Vandalism is deliberate destruction or damaging of objects, this was not the case
If he was actually obstructing their rights is questionable too, considering the temple was breaking the law with their speakers.
It was a Buddhist Center, if he went there in order to disrupt their practice and they asked him to leave and he didn't, then it would become trespassing in the U.S.
Moving someone else's belongings without their permission with malicious intent can be vandalism. ei, rearranging someone's flower pots, moving their garden gnomes, taking down or reorganizing someone's decorations, deactivating their electric devices such as Christmas lights or in this case their speaker system...
The last part, maybe... In the U.S. you'd still need to contact the authorities and have them speak to them, or you know... speak to them yourself, or though a translator... You don't just go over and unplug other people's shit because you don't like it. But then, we don't typically have curfews on religious practices in the U.S. so... it's not completely the same, but close enough to be relative.
No that's ethnocentrism. Which is the opposite of cultural relativism. It seems to be you who is misreading the definition.
The other in the definition would be us. The individual would be a Burmese's actions understood by their morals.
The thing that I had in my comment that you quoted, is the exact definition of cultural relativism. verbatim. I wasn't paraphrasing.
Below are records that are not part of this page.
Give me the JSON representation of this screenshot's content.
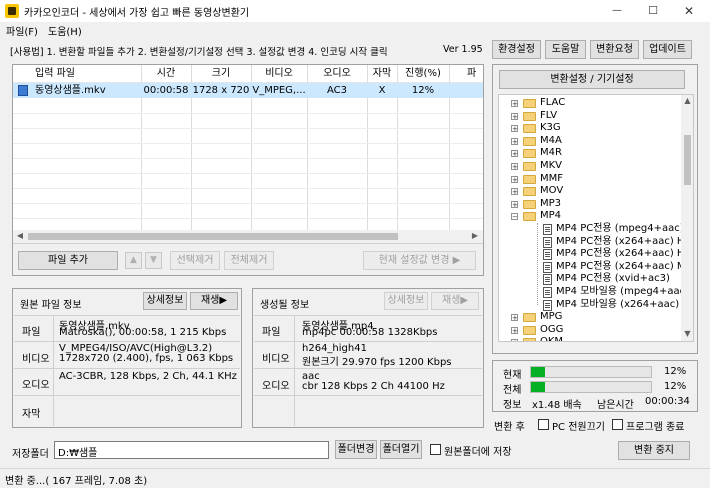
{
  "window": {
    "title": "카카오인코더 - 세상에서 가장 쉽고 빠른 동영상변환기",
    "controls": {
      "minimize": "—",
      "maximize": "☐",
      "close": "✕"
    }
  },
  "menu": [
    {
      "label": "파일(F)"
    },
    {
      "label": "도움(H)"
    }
  ],
  "usage": {
    "text": "[사용법] 1. 변환할 파일들 추가  2. 변환설정/기기설정 선택  3. 설정값 변경  4. 인코딩 시작 클릭",
    "version": "Ver 1.95"
  },
  "toolbar": {
    "env": "환경설정",
    "help": "도움말",
    "request": "변환요청",
    "update": "업데이트"
  },
  "file_table": {
    "headers": [
      "입력 파일",
      "시간",
      "크기",
      "비디오",
      "오디오",
      "자막",
      "진행(%)",
      "파"
    ],
    "rows": [
      {
        "name": "동영상샘플.mkv",
        "time": "00:00:58",
        "size": "1728 x 720",
        "video": "V_MPEG,...",
        "audio": "AC3",
        "sub": "X",
        "progress": "12%"
      }
    ]
  },
  "file_buttons": {
    "add": "파일 추가",
    "up": "▲",
    "down": "▼",
    "remove_sel": "선택제거",
    "remove_all": "전체제거",
    "change": "현재 설정값 변경  ▶"
  },
  "source_info": {
    "title": "원본 파일 정보",
    "detail_btn": "상세정보",
    "play_btn": "재생▶",
    "rows": [
      {
        "label": "파일",
        "lines": [
          "동영상샘플.mkv",
          "Matroska(), 00:00:58, 1 215 Kbps"
        ]
      },
      {
        "label": "비디오",
        "lines": [
          "V_MPEG4/ISO/AVC(High@L3.2)",
          "1728x720 (2.400),  fps, 1 063 Kbps"
        ]
      },
      {
        "label": "오디오",
        "lines": [
          "AC-3CBR, 128 Kbps, 2 Ch, 44.1 KHz"
        ]
      },
      {
        "label": "자막",
        "lines": []
      }
    ]
  },
  "output_info": {
    "title": "생성될 정보",
    "detail_btn": "상세정보",
    "play_btn": "재생▶",
    "rows": [
      {
        "label": "파일",
        "lines": [
          "동영상샘플.mp4",
          "mp4pc  00:00:58  1328Kbps"
        ]
      },
      {
        "label": "비디오",
        "lines": [
          "h264_high41",
          "원본크기  29.970 fps   1200 Kbps"
        ]
      },
      {
        "label": "오디오",
        "lines": [
          "aac",
          "cbr     128 Kbps   2 Ch   44100 Hz"
        ]
      }
    ]
  },
  "settings_button": "변환설정 / 기기설정",
  "tree": [
    {
      "label": "FLAC",
      "level": 0,
      "expand": "+"
    },
    {
      "label": "FLV",
      "level": 0,
      "expand": "+"
    },
    {
      "label": "K3G",
      "level": 0,
      "expand": "+"
    },
    {
      "label": "M4A",
      "level": 0,
      "expand": "+"
    },
    {
      "label": "M4R",
      "level": 0,
      "expand": "+"
    },
    {
      "label": "MKV",
      "level": 0,
      "expand": "+"
    },
    {
      "label": "MMF",
      "level": 0,
      "expand": "+"
    },
    {
      "label": "MOV",
      "level": 0,
      "expand": "+"
    },
    {
      "label": "MP3",
      "level": 0,
      "expand": "+"
    },
    {
      "label": "MP4",
      "level": 0,
      "expand": "−"
    },
    {
      "label": "MP4 PC전용 (mpeg4+aac) -",
      "level": 1,
      "expand": ""
    },
    {
      "label": "MP4 PC전용 (x264+aac) Hig",
      "level": 1,
      "expand": ""
    },
    {
      "label": "MP4 PC전용 (x264+aac) Hig",
      "level": 1,
      "expand": ""
    },
    {
      "label": "MP4 PC전용 (x264+aac) Ma",
      "level": 1,
      "expand": ""
    },
    {
      "label": "MP4 PC전용 (xvid+ac3)",
      "level": 1,
      "expand": ""
    },
    {
      "label": "MP4 모바일용 (mpeg4+aac)",
      "level": 1,
      "expand": ""
    },
    {
      "label": "MP4 모바일용 (x264+aac) Ba",
      "level": 1,
      "expand": ""
    },
    {
      "label": "MPG",
      "level": 0,
      "expand": "+"
    },
    {
      "label": "OGG",
      "level": 0,
      "expand": "+"
    },
    {
      "label": "OKM",
      "level": 0,
      "expand": "+"
    }
  ],
  "progress": {
    "current_label": "현재",
    "current_value": 0.12,
    "current_text": "12%",
    "total_label": "전체",
    "total_value": 0.12,
    "total_text": "12%",
    "info_label": "정보",
    "speed": "x1.48 배속",
    "remain_label": "남은시간",
    "remain": "00:00:34"
  },
  "after": {
    "label": "변환 후",
    "pc_off": "PC 전원끄기",
    "quit": "프로그램 종료"
  },
  "save": {
    "label": "저장폴더",
    "path": "D:₩샘플",
    "change_btn": "폴더변경",
    "open_btn": "폴더열기",
    "same_folder": "원본폴더에 저장"
  },
  "stop_button": "변환 중지",
  "status": "변환 중...( 167 프레임,  7.08 초)",
  "colors": {
    "progress": "#06b025",
    "selection": "#cce8ff",
    "folder": "#f5d27a"
  }
}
That's the actual definition.
Here's some good reading material on the subject.
https://www.boundless.com/sociology...hnocentrism-and-cultural-relativism-186-4770/
Proper cultural relativism allows you to realize that you are being affected by your own cultural norms and try to work past them. Trying to view the situation without your own culture's views, sense of morality, or norms getting in the way is cultural relativism done right. It is a means to avoid ethnocentrism. That's why I said it was misguided cultural relativism when the distinction is made so that you know that you are being affected by your norms, but then trying to find a way to place your norms on the situation anyway. I could have described it better... I realize now that I wasn't being very clear.